One low-intensity player using the eastern grip had nonspecific wrist pain, which resolved over 2 days with analgesics. Due to the small number of wrist injury cases, no statistical correlation could be derived between handgrip use and specific injuries in upper limb.
DISCUSSION
We have documented three types of forehand grip in our players. Around 76% of players were aware about their grip type, while many players were either confused (15%) or did not have knowledge (9%) about handgrip. Out of these players, 65% players were using semiwestern grip, 28% were using western grip, and remaining 7% players were using eastern type grip. A literature review showed only one study done by Tagliafico et al4 regarding the relation of wrist injuries with different types of grip, in which 77% players used western or semiwestern grip, while 23% players used eastern grip. Ulnar-sided injuries were usually associated with western or semiwestern grips while radial-sided injuries were associated with eastern grip. The authors did not find any association between the type of grip used and elbow or shoulder injuries.
We also analyzed the injury type and its relation with the handgrip type, but we could find no correlation.

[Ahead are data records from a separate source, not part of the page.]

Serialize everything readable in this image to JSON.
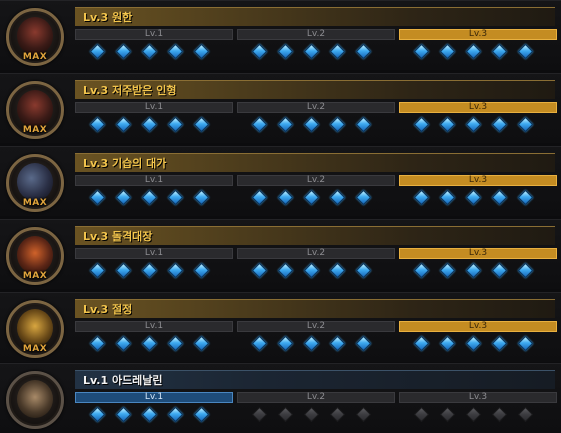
{
  "max_label": "MAX",
  "level_labels": [
    "Lv.1",
    "Lv.2",
    "Lv.3"
  ],
  "colors": {
    "accent_gold": "#f2c44c",
    "active_level": "#c48c22",
    "current_blue": "#1e4c7a",
    "gem": "#3eaaf0"
  },
  "skills": [
    {
      "title": "Lv.3 원한",
      "icon": "skull-portrait-icon",
      "maxed": true,
      "level": 3,
      "gems_filled": 15
    },
    {
      "title": "Lv.3 저주받은 인형",
      "icon": "cursed-doll-portrait-icon",
      "maxed": true,
      "level": 3,
      "gems_filled": 15
    },
    {
      "title": "Lv.3 기습의 대가",
      "icon": "crescent-moon-portrait-icon",
      "maxed": true,
      "level": 3,
      "gems_filled": 15
    },
    {
      "title": "Lv.3 돌격대장",
      "icon": "flaming-warrior-portrait-icon",
      "maxed": true,
      "level": 3,
      "gems_filled": 15
    },
    {
      "title": "Lv.3 절정",
      "icon": "golden-strike-portrait-icon",
      "maxed": true,
      "level": 3,
      "gems_filled": 15
    },
    {
      "title": "Lv.1 아드레날린",
      "icon": "running-figure-portrait-icon",
      "maxed": false,
      "level": 1,
      "gems_filled": 5
    }
  ]
}
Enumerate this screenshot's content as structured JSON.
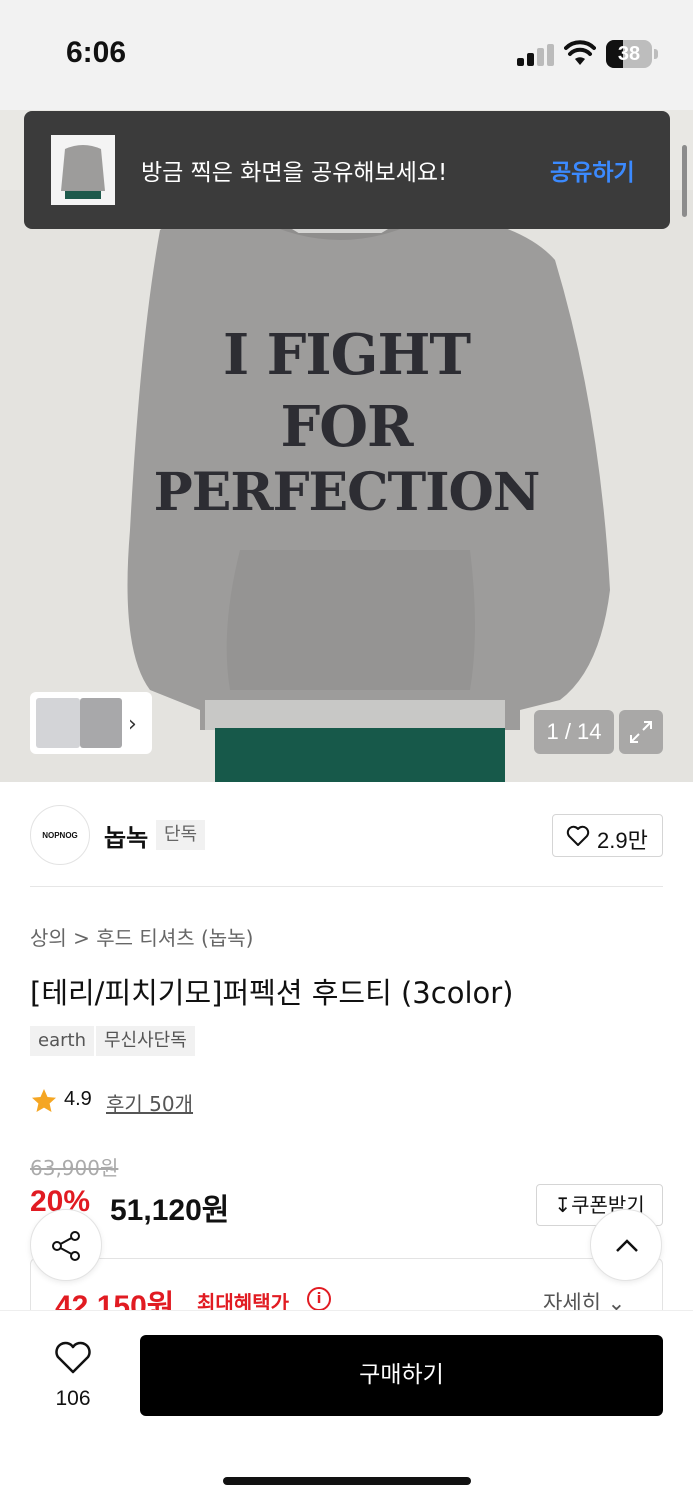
{
  "status_bar": {
    "time": "6:06",
    "battery": "38",
    "battery_level": 0.38
  },
  "toast": {
    "message": "방금 찍은 화면을 공유해보세요!",
    "action": "공유하기"
  },
  "gallery": {
    "print_lines": [
      "I FIGHT",
      "FOR",
      "PERFECTION"
    ],
    "counter": "1 / 14",
    "icons": [
      "chevron-right-icon",
      "expand-icon"
    ]
  },
  "brand": {
    "logo_text": "NOPNOG",
    "name": "놉녹",
    "tag": "단독",
    "likes": "2.9만"
  },
  "product": {
    "breadcrumb": "상의 > 후드 티셔츠 (놉녹)",
    "title": "[테리/피치기모]퍼펙션 후드티 (3color)",
    "tags": [
      "earth",
      "무신사단독"
    ],
    "rating": "4.9",
    "reviews": "후기 50개",
    "original_price": "63,900원",
    "discount": "20%",
    "sale_price": "51,120원",
    "coupon_label": "쿠폰받기",
    "best_price": "42,150원",
    "best_price_label": "최대혜택가",
    "detail_label": "자세히"
  },
  "bottom_bar": {
    "wish_count": "106",
    "buy_label": "구매하기"
  },
  "colors": {
    "accent_red": "#e11b22",
    "link_blue": "#3b8aff",
    "toast_bg": "#3b3b3b",
    "buy_bg": "#000000"
  }
}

The injuries to the wrist noted in our study were all nonspecific, except one scaphoid fracture, which was caused by a fall on the outstretched hand and was unrelated to the type of grip used.

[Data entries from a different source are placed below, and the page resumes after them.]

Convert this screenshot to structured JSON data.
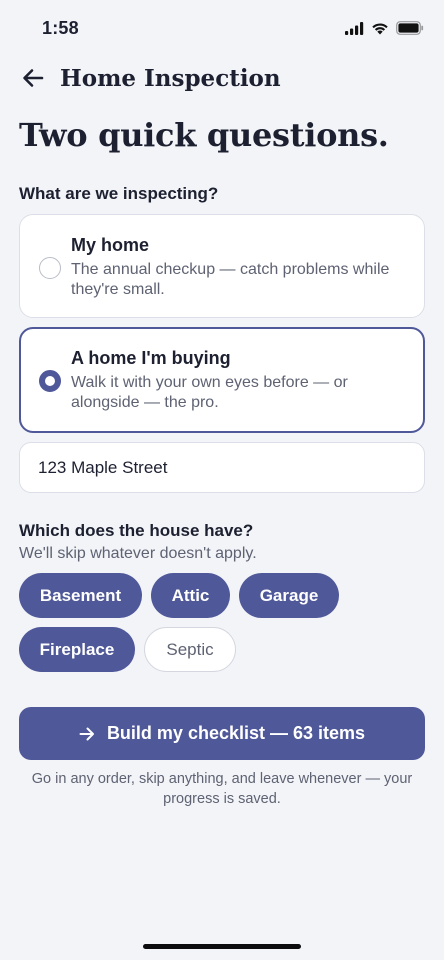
{
  "status_bar": {
    "time": "1:58",
    "icons": [
      "signal-icon",
      "wifi-icon",
      "battery-icon"
    ]
  },
  "header": {
    "back_icon": "arrow-left-icon",
    "title": "Home Inspection"
  },
  "page_title": "Two quick questions.",
  "question_1": {
    "label": "What are we inspecting?",
    "options": [
      {
        "title": "My home",
        "description": "The annual checkup — catch problems while they're small.",
        "selected": false
      },
      {
        "title": "A home I'm buying",
        "description": "Walk it with your own eyes before — or alongside — the pro.",
        "selected": true
      }
    ],
    "address_value": "123 Maple Street"
  },
  "question_2": {
    "label": "Which does the house have?",
    "sublabel": "We'll skip whatever doesn't apply.",
    "chips": [
      {
        "label": "Basement",
        "selected": true
      },
      {
        "label": "Attic",
        "selected": true
      },
      {
        "label": "Garage",
        "selected": true
      },
      {
        "label": "Fireplace",
        "selected": true
      },
      {
        "label": "Septic",
        "selected": false
      }
    ]
  },
  "cta": {
    "icon": "arrow-right-icon",
    "label": "Build my checklist — 63 items"
  },
  "footnote": "Go in any order, skip anything, and leave whenever — your progress is saved.",
  "colors": {
    "accent": "#4f5899",
    "background": "#f3f4f8",
    "text": "#1d2030",
    "muted": "#5e6272"
  }
}
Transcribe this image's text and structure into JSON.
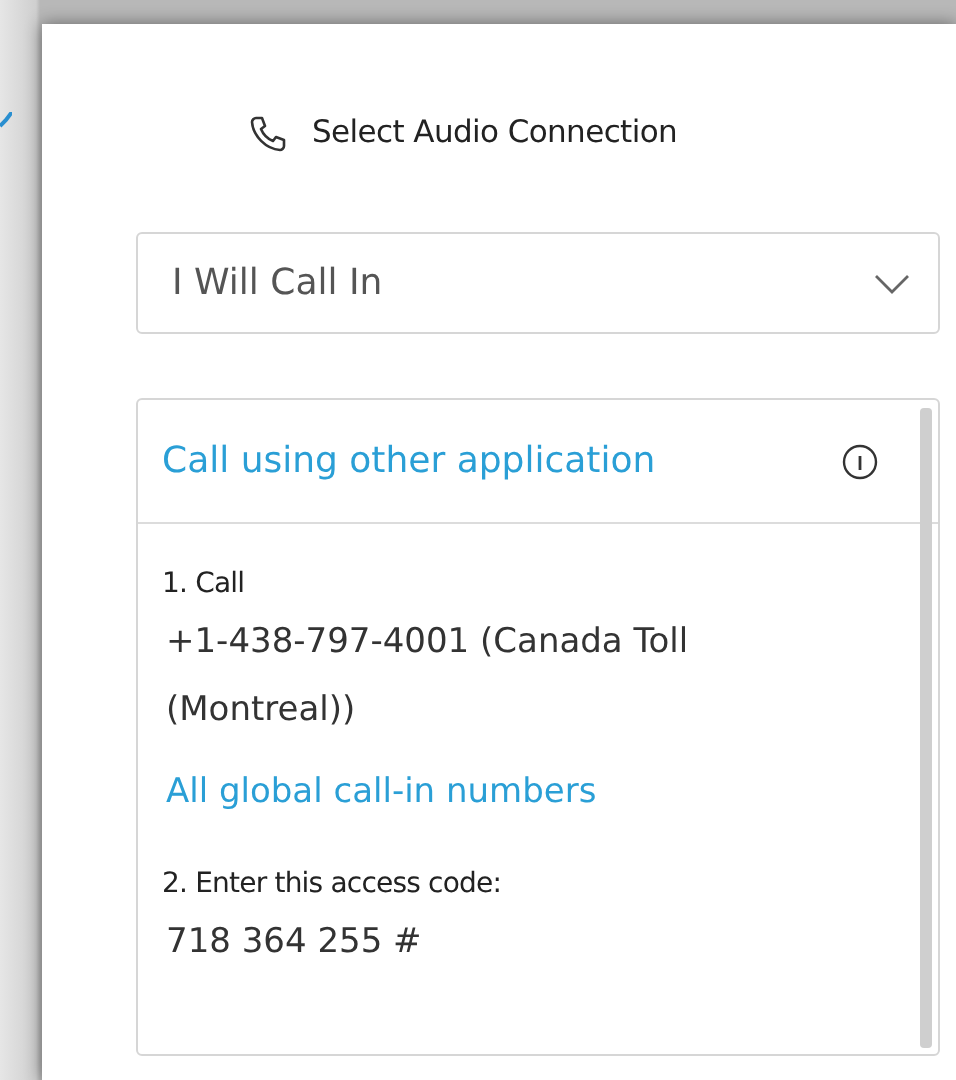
{
  "dialog": {
    "title": "Select Audio Connection"
  },
  "audio_option": {
    "value": "I Will Call In"
  },
  "panel": {
    "header": "Call using other application",
    "steps": [
      {
        "kind": "heading",
        "text": "1. Call"
      },
      {
        "kind": "value",
        "text": "+1-438-797-4001 (Canada Toll (Montreal))"
      },
      {
        "kind": "link",
        "text": "All global call-in numbers"
      },
      {
        "kind": "heading",
        "text": "2. Enter this access code:"
      },
      {
        "kind": "value",
        "text": "718 364 255 #"
      }
    ]
  }
}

Due to the constant use of the racquet, wrist injuries are quite common in tennis; these could potentially range from tendinitis to stress fracture of carpal bones.5 The major mechanism of wrist injury in racquet sports is “persistent repetitive controlled force” causing tendinitis and other overuse injuries.5 Nevertheless, injuries can occur from direct trauma (e.g., a fracture from a fall or a hit by a racquet) or from sudden, uncontrolled excessive force. The direct impact of the racquet handle and the repetitive forceful whipping of the wrist in stroke play have the potential to cause a wide range of soft tissue injuries to players’ hands and wrists.5
A surprising report by Kibler and Chandler6 stated that wrist tendonitis is uncommon in tennis; it is usually seen either in very advanced players who use more wrist motion to respond to hard shots or create shots, or in beginners who use wrist motion because of poor stroke mechanics. Our literature review could neither authenticate nor disprove this fact, as wrist biomechanics in tennis are not very well studied in the current publications on record.
CONCLUSION
In tennis players with wrist injuries, different grips of the racket are not related to the anatomical site of the lesion. Previous studies have shown a correlation between type of grip and specific pattern of wrist injuries. Though we have 219 players in our study, the players who sustained wrist injuries were less (7); this may be the factor because of which we were unable to find the correlation between types of handgrip and pattern of wrist injuries. Further studies are required so as to understand the biomechanics of tennis injuries.